Они уходили потом в кибернетику, в иммунологию, в хирургию, ибо видели ту бесперспективность, тот естественный тупик, в котором застыла до поры психиатрия. Ибо это самая сложная из наук о человеке и самая загадочная, и для ее нового качественного скачка нужны глобальные открытия фундаментальных наук.
Открытия, которые перевернут наши представления о психике и о живом… Я жду их от биологии, энергетики, физики — физики элементарных частиц, высоких энергий и физики поля.
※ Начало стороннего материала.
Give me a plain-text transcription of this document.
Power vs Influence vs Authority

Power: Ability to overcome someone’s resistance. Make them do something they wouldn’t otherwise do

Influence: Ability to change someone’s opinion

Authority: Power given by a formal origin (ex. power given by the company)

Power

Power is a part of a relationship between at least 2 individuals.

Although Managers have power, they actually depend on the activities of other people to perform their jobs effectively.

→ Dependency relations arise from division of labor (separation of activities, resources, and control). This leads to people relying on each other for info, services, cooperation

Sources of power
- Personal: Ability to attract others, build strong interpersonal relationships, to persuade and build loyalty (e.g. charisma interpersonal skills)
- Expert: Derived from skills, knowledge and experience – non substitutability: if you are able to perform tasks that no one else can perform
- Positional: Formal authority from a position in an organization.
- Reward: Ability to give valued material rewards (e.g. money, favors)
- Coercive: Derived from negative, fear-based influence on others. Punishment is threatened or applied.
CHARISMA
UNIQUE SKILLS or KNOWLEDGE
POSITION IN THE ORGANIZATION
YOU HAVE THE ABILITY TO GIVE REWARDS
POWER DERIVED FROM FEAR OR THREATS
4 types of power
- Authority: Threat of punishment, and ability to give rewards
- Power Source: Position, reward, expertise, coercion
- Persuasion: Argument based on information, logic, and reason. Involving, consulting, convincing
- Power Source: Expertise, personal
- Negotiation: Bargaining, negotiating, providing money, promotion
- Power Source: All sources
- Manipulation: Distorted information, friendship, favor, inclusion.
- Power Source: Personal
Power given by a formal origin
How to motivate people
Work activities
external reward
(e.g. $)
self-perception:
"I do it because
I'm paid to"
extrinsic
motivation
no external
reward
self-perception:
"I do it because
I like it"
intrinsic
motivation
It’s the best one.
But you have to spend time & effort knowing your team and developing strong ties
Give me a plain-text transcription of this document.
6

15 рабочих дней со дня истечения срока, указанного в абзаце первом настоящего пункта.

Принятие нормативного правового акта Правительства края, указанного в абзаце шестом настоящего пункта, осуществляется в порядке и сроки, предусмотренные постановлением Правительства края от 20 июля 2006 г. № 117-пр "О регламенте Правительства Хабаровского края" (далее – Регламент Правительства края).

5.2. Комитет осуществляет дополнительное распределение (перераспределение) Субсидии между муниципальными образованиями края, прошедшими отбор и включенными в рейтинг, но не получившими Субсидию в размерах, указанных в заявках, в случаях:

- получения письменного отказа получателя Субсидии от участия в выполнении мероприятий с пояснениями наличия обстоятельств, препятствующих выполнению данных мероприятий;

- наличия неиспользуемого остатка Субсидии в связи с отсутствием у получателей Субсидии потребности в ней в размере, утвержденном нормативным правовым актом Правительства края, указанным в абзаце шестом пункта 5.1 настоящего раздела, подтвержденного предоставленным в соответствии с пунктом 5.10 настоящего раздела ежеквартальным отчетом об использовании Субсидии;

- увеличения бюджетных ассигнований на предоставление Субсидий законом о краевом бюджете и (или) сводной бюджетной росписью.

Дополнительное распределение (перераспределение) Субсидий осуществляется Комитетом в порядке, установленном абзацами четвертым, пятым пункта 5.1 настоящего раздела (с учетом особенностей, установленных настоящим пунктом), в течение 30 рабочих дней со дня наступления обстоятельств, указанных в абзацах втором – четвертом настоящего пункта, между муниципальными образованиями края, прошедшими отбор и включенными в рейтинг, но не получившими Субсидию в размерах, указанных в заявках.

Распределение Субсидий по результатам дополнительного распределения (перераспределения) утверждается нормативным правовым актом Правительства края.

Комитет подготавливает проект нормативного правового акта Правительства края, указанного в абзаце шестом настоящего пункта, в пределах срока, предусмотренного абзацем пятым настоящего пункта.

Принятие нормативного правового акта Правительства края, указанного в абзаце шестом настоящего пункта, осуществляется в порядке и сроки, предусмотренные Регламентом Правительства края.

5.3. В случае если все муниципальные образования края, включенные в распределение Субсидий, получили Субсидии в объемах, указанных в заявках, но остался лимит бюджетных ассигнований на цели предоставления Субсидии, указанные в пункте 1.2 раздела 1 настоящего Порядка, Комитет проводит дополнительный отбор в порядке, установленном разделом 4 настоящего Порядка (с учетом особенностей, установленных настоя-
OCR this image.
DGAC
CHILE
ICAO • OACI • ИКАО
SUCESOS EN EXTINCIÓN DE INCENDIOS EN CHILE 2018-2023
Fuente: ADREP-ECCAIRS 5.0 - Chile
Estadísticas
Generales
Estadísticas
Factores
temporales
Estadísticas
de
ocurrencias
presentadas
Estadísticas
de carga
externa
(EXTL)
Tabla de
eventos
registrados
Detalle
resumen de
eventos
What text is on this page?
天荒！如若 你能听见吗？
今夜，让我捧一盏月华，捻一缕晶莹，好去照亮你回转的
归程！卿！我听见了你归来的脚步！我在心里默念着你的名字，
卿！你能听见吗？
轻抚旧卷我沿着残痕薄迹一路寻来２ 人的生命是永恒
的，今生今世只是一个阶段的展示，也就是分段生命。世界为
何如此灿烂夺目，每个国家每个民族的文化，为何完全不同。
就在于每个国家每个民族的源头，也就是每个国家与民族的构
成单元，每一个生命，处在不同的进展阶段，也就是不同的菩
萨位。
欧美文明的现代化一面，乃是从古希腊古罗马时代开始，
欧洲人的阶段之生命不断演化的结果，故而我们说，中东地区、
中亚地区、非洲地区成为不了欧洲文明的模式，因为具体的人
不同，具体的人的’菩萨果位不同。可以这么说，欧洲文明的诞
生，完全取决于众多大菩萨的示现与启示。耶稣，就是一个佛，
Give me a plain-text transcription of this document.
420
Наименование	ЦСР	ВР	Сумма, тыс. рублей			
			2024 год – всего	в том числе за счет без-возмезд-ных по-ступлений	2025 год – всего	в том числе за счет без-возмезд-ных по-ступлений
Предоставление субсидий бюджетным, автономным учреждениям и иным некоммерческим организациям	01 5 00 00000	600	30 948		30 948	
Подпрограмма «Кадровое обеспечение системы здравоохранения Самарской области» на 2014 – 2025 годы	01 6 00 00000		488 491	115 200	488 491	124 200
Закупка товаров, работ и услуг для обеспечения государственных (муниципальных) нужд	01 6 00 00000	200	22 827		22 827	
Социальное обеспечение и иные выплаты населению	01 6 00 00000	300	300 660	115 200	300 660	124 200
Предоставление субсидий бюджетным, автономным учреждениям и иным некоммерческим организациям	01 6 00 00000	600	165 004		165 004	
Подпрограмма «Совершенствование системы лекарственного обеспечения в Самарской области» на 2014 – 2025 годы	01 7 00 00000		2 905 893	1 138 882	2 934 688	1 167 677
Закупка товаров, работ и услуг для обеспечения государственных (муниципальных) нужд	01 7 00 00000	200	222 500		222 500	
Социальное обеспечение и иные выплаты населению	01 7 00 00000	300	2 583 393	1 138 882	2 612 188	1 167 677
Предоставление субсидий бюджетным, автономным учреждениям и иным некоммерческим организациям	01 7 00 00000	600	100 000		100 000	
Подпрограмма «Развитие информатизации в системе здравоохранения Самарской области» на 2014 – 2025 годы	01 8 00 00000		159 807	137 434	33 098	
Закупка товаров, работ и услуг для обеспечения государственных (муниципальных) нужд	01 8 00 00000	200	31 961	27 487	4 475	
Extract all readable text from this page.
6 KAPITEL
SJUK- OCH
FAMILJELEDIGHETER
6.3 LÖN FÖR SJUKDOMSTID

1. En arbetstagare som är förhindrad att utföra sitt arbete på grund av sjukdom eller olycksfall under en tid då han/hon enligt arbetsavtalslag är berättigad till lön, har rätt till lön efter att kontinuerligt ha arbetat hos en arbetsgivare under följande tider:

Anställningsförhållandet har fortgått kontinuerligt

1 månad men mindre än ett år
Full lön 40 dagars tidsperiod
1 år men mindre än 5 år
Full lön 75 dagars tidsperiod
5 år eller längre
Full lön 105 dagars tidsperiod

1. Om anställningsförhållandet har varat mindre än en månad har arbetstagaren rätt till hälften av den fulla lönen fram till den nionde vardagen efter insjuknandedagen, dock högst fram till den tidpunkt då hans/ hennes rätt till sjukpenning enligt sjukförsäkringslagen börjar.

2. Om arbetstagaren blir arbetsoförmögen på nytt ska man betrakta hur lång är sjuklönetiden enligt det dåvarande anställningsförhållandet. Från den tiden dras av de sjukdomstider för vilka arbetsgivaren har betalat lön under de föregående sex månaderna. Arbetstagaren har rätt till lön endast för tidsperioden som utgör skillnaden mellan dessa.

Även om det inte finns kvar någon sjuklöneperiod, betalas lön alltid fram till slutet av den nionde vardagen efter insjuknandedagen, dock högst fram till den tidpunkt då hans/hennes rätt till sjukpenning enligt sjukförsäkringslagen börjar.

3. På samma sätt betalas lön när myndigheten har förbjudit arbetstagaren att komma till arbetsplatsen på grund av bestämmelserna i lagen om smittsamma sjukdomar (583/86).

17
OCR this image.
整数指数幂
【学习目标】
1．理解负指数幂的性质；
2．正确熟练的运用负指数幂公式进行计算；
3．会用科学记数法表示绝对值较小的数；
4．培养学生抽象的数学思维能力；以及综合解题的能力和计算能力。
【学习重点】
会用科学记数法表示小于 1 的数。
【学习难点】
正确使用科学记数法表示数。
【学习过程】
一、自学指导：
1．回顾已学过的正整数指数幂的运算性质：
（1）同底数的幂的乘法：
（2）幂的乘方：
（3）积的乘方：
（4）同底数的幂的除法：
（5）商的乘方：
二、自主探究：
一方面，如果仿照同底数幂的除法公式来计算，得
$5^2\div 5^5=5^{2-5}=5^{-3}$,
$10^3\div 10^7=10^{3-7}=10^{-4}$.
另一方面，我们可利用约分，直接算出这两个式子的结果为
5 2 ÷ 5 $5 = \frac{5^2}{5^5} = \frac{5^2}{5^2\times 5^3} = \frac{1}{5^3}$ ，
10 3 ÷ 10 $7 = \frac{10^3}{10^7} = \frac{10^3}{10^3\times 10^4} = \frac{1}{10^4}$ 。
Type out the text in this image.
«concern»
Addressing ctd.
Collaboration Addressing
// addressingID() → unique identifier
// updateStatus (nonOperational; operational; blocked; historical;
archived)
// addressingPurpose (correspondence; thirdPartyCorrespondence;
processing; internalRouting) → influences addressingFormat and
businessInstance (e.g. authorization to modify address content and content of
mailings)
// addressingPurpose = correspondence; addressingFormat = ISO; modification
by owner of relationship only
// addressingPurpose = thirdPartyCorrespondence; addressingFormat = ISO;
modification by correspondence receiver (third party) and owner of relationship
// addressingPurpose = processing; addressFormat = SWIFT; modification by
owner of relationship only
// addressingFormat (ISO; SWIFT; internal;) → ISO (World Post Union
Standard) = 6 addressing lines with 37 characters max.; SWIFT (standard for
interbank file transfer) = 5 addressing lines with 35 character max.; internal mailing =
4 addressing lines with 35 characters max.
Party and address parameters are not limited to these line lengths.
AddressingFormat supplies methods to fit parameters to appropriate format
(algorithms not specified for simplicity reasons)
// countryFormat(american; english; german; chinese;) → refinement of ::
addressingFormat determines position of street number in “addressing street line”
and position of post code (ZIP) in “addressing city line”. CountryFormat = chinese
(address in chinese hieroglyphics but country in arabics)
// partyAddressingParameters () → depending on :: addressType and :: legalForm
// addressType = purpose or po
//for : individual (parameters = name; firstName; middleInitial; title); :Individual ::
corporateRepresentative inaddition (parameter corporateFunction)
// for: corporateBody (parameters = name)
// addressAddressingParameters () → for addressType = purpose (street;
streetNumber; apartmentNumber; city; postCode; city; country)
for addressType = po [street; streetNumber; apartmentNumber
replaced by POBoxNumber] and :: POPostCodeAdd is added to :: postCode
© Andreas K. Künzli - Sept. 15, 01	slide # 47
Вот тогда психиатрия станет царицей наук! Поэтому я всегда смотрел с надеждой, когда мои ученики выбирали нечто другое.
Они уходили, но душа их оставалась здесь, столкнувшись с ужасом человеческого страдания, с трагедией разрушения человеческого интеллекта. Что может быть страшнее, чем психическая болезнь?
«Не дай мне бог сойти с ума, уж лучше посох и сума!» — говорил неоднократно мой учитель, повторяю я, и они, мои ученики, будут повторять, наблюдая, как жестоко и неизбежно разрушаются личность и интеллект под действием водки или других наркотиков.